Except for what lies on the surface, Gordon Shadrach could be seen as very different from his colleague. Age, gender, and geography should all point to lived experiences that are opposite to each other. However, Shadrach’s work intersects and overlaps like the long-lost piece of a puzzle found on the opposite end of the same room, where the presence of Black people — whether in The Bahamas or Canada — is least threatening when invisible or removed.

“So in our conversations, we were talking about how tourists feel uncomfortable when they see Black male Bahamians, in particular, actually enjoying the same spaces with them.

Experiencing that differently in Canada, for me it became about this idea of exploring black boy joy in public spaces as an act of rebellion.”

-Gordon Shadrach

In his Fence Series (2023) Shadrach’s fences become an allegorical and literal barrier that thwarts Black joy. His paintings show the diminishment of barriers represented by shadows cast over Black figures. In Armour (2023), a dreadlocked male stands with his hands clasping the fence with an expression of longing. The barrier to his happiness is apparent, the shadows marking his face could just as easily be the long shadow cast by white supremacy and systemic oppression.

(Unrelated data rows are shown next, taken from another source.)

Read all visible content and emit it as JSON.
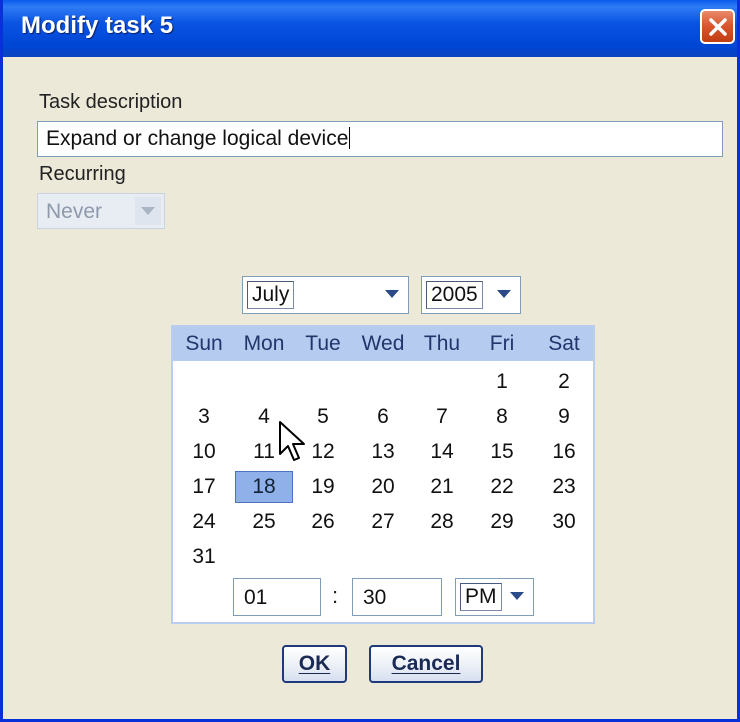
{
  "window": {
    "title": "Modify task 5"
  },
  "form": {
    "description_label": "Task description",
    "description_value": "Expand or change logical device",
    "recurring_label": "Recurring",
    "recurring_value": "Never",
    "recurring_enabled": false
  },
  "calendar": {
    "month": "July",
    "year": "2005",
    "weekdays": [
      "Sun",
      "Mon",
      "Tue",
      "Wed",
      "Thu",
      "Fri",
      "Sat"
    ],
    "weeks": [
      [
        "",
        "",
        "",
        "",
        "",
        "1",
        "2"
      ],
      [
        "3",
        "4",
        "5",
        "6",
        "7",
        "8",
        "9"
      ],
      [
        "10",
        "11",
        "12",
        "13",
        "14",
        "15",
        "16"
      ],
      [
        "17",
        "18",
        "19",
        "20",
        "21",
        "22",
        "23"
      ],
      [
        "24",
        "25",
        "26",
        "27",
        "28",
        "29",
        "30"
      ],
      [
        "31",
        "",
        "",
        "",
        "",
        "",
        ""
      ]
    ],
    "selected_day": "18"
  },
  "time": {
    "hour": "01",
    "separator": ":",
    "minute": "30",
    "ampm": "PM"
  },
  "buttons": {
    "ok": "OK",
    "cancel": "Cancel"
  },
  "colors": {
    "title_bar": "#0054e3",
    "close_button": "#d9532c",
    "calendar_header": "#b6cbf0",
    "selected_day": "#8fb0e8"
  }
}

“Although we've been told that the barriers have come down and we're free to be ourselves, there’s still this scar tissue, which is the long-lasting effects of systemic racism, that impacts our freedom just to live our lives.”

-Gordon Shadrach

Emerge (2023) reimagines the fence as having less power over the intended, with an opening where the Black male figure’s face sits. Even with the hole in the fence, there’s still a noticeable crisscrossing of shadow across the figure's face. As a small piece of the barrier dissipates, it leaves behind lines, like scar tissue, on the face of the figure. Perhaps, even after barriers come down, there’s still damage left behind and more barriers to remove. Shadrach’s paintings acknowledge the bypassing of barriers Black people have worked hard to secure, as well as the impact of the psychological, emotional, and at times, the physical toll it has taken to get there.

Knowles and Shadrach are shining a light on identity, representation, gender, and the impact of colonization, enslavement, and anti-Black racism on our collective values and perceptions. Although expressed differently, these themes are universal to the Afro-Caribbean diaspora. As such, they are successfully adding their voices to the Black experience in visual art.